### Is Loan Amount Taxable?

POSTED BY ON February 28, 2011 10:46 pm COMMENTS (9)

It might be silly but still i wanna know. I have a home loan taken recently will the loan amount be included in my income and taxed?

For example if my taxable salary is 2L and loan amount is 10L .Then the tax will be calculated for 12L?

1. trupti says:

@ashal

thanks again!

2. ashal jauhari says:

Dear Trupti, the F ‘ll be as below –

F. Tax on E above = 10% of (500000 – 190000) + 20% of (800000 – 500000) + 30% of (950000 – 800000)
Hence F = 31000 + 60000 + 45000

In the above calculation, for E more than 8L Rs. the Tax up to 8L Rs. ‘ll remain fix 91000 Rs. for 1.9 to 8L limit for a woman age below 60 (non Sr. Citizen).

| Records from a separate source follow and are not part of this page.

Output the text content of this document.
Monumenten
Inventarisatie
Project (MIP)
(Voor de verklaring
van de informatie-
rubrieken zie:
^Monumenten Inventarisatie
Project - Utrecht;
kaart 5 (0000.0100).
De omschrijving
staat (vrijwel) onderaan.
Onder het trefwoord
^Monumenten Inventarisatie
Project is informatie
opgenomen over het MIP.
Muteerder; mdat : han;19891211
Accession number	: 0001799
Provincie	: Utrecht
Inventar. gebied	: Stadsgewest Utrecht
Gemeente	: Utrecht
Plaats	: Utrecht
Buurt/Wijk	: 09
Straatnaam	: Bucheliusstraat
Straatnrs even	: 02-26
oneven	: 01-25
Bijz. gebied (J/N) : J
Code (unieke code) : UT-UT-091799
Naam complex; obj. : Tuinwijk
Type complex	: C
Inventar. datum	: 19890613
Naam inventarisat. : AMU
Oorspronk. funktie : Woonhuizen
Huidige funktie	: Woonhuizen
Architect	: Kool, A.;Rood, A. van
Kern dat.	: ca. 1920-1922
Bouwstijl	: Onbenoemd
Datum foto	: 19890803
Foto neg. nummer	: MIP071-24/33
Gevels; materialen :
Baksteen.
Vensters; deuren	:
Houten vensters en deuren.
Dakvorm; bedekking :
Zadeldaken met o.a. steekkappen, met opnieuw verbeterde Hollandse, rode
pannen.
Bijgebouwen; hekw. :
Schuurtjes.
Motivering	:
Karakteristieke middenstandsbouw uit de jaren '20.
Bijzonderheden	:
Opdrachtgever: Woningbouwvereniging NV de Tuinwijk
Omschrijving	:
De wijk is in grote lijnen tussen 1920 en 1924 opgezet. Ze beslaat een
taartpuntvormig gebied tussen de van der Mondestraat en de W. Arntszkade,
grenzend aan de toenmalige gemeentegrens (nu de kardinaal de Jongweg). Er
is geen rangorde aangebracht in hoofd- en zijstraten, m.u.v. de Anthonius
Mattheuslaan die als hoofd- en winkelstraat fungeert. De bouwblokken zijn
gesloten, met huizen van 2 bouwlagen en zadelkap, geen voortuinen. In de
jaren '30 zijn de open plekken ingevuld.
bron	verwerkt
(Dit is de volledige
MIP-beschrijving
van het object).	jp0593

I hope it’s clear to you now.

Thanks

Ashal

1. trupti says:

ashal

I got the calculations now.

3. ashal jauhari says:

Dear Trupti, If the house is self occupied, the interest benefit is limited to 1.5L Rs. In case you are earning a rental income from this house, there is no limit for Interest benefit, of course, the rental icnome ‘ll be added to your income.

To answer your query, I assume that your house is self occupied. Contact your bank & demand a provisonal certificate for tax benefit. This certificate ‘ll indicate the interest & principal to be paid within the FY (2011-2012) thru normal EMIs.

From Your query it seems that the interest part is 16K mly, hence in a general understanding the total interest paid for the FY ‘ll be 16000*12 = 192000 Rs.

Now point to be noted as the house is self occupied, you are eligible for 1.5L Rs. interest benefit only. Remaining 42K ‘ll not be considered for tax benefit.

For principal repayment, as your section 80C limit is 1L Rs. & out of which 80K is already covered by Life Ins. prem., PPF & Tax Saving MFs, hence you do have scope for only 20K from Home Loan Principal repayment.

This ‘ll be your tax calculation.

A. Gross taxable income = 700000
B. Income From house property = -150000 (here – signs indicate the loss due to interest amount)
C. Net taxable income = A +B = 550000
D. Tax saving done under Section 80C & other sections = 100000
E. Income chargable to tax = C – D = 450000
F. Tax on E above = 10% of (450000-190000) = 10% of 260000 = 26000
G. Edu. Cess & Hr. Edu Cess on F above @ 3% = 780
H. Total Tax payable = F + G = 26780

Please feel free to ask more if you ned more help. You may contact manish to get my mail id is you want to discuss it more personally. As per forum policy, I’m not sharing my mail id.

Thanks

Ashal

1. trupti says:

Thanks Ashal. That was really helpful

Just to confirm.

that if the saving of 1 lacs is already occupied with insurance + MF + PPF then we CAN NOT claim the tax benifit on principle repayment.

For Gross taxable income of 700000 I got the tax calculation showed by you. I was doing the exercise for income of 12 lacs

the step ‘E’ come as

E. Income chargable to tax = C – D = 950000

now there are different tax slabs which is 10% till 5,00,000 then 20% for 5,00,000 to 8,00,000.

how the step ‘F’ will be calculated here ?

4. trupti says:

@ashal

the interest paid on this home loan is limited to only Rs. 1,50,000…am I right ?
Also

with the principal repayment you said that it is tax saving under section 80C. Here, what happens if I have already used1,00,000(1 lac) under 80C for other tax saving instruments like PPF, life Insurance, Tax saving MF etc. ?

in that case how can I claim tax benefits on principal repayment ?

I would appreciate if you can give me illustration for below case:

A person earning 7 lacs per annum.
— He has life insurance of 15K premium per year,
— 50000 yearly in tax saving MF,
— 22108 per month home loan EMI,
— 15000 in PPF

now where to subtract the home loan EMI(interest payment and also principle repayment) as we know that for women till 1,90,000 there is no tax.
so I shall be subtracting interest repayment as
510000(which is 700000 – 190000) – 192000(suppose the interest payment is 16000, then 16K * 12)

5. bharat shah says:

a little correction in my reply to the query. the home should be required not to sell for 5 yrs. from the end of financial yr. of its purchase and the loan should be from recognised institute for availing 80c benefit and not to give it back.

6. bharat shah says:

add for information, the loan should be from recognised institute , and the home should not be sold for at least 5 yrs. from purchase for availing 80c benefit and not to give it back.

7. ashal jauhari says:

Dear Prabeesh, the loan can not be an income. In your case, the said home loan ‘ll be a Tax benefit. Sample this –

The interest paid on this home loan ‘ll be directly deducted from your total income under section 24(b) & the principal repayment ‘ll be also tax beneficial as the same ‘ll be treated for tax saving under section 80C.